Verapamil is used to treat high blood pressure. Lowering high blood pressure helps prevent strokes, heart attacks, and kidney problems. Verapamil belongs to a class of drugs known as calcium channel blockers. It works by relaxing blood vessels so blood can flow more easily.
Verapamil is also used to prevent chest pain (angina). It may help to increase your ability to exercise and decrease how often you may get angina attacks. Verapamil is also used to control your heart rate if you have a fast/irregular heartbeat (such as atrial fibrillation). It helps to lower the heart rate, helping you to feel more comfortable and increase your ability to exercise.
This section contains uses of this drug that are not listed in the approved professional labeling for the drug but that may be prescribed by your health care professional. Use this drug for a condition that is listed in this section only if it has been so prescribed by your health care professional.
This drug may also be used for another type of heart disease (hypertrophic cardiomyopathy).

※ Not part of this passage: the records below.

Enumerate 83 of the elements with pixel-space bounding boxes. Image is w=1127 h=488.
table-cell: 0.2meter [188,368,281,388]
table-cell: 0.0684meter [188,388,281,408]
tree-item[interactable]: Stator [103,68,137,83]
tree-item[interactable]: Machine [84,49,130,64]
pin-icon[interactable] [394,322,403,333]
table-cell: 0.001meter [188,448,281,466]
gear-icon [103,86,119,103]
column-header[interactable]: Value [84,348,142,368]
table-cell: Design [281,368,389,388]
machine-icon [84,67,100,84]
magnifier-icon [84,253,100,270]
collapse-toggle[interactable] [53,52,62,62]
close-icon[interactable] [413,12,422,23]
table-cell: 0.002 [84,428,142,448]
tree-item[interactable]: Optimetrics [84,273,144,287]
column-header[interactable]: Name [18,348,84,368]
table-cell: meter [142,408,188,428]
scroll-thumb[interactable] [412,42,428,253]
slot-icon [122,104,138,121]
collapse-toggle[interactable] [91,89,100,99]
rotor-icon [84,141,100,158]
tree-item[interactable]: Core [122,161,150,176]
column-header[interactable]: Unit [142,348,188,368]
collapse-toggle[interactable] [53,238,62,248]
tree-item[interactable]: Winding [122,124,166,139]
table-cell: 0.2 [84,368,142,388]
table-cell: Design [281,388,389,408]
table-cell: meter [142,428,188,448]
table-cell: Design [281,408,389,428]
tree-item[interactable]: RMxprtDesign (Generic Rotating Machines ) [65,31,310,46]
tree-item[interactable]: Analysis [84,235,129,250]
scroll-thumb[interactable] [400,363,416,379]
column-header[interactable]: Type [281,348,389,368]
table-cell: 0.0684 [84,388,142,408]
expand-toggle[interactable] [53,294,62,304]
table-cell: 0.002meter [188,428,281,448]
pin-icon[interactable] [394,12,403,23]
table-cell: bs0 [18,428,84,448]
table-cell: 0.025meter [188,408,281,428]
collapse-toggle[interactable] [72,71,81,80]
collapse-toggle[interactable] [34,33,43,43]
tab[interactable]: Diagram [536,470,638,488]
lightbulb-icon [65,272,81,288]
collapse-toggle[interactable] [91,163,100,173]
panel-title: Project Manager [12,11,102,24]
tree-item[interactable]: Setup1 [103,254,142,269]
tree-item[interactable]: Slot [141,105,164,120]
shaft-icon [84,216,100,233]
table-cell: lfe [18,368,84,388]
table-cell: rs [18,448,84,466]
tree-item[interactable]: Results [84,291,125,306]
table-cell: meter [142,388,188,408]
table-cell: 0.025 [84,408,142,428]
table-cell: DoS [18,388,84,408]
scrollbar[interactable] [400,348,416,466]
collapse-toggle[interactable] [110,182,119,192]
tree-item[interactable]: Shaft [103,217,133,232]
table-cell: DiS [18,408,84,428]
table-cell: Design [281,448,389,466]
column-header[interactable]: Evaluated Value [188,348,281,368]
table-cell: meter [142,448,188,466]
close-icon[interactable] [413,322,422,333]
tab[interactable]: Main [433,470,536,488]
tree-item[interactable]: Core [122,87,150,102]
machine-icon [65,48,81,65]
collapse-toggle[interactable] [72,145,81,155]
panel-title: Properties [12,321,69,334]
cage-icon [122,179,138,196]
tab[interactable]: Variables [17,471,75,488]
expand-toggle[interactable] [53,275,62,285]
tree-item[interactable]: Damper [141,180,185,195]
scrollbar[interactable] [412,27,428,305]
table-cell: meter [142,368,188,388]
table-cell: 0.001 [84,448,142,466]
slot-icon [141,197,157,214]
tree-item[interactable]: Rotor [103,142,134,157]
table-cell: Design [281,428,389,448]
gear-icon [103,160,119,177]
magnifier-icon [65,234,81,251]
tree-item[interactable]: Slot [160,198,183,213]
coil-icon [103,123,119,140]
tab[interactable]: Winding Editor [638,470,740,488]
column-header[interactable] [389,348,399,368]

How to Use This Medication
Take this medication by mouth with or without food as directed by your doctor, usually 3 or 4 times daily.
The dosage is based on your medical condition and response to treatment.
Use this medication regularly to get the most benefit from it. To help you remember, take it at the same times each day.
For the treatment of high blood pressure, it may take a week before you get the full benefit of this drug. Keep taking this medication even if you feel well. Most people with high blood pressure do not feel sick.
To prevent chest pain, it is very important to take this medication regularly as prescribed. This drug should not be used to treat chest pain when it occurs. Use other medications to relieve sudden attacks as directed by your doctor (for example, nitroglycerin tablets placed under the tongue). Consult your doctor or pharmacist for details.
Do not stop taking this medication without consulting your doctor. Some conditions may become worse when this drug is suddenly stopped. Your dose may need to be gradually decreased.
Tell your doctor if your condition does not get better or if it gets worse (for example, your blood pressure readings remain high or increase or your chest pain occurs more often).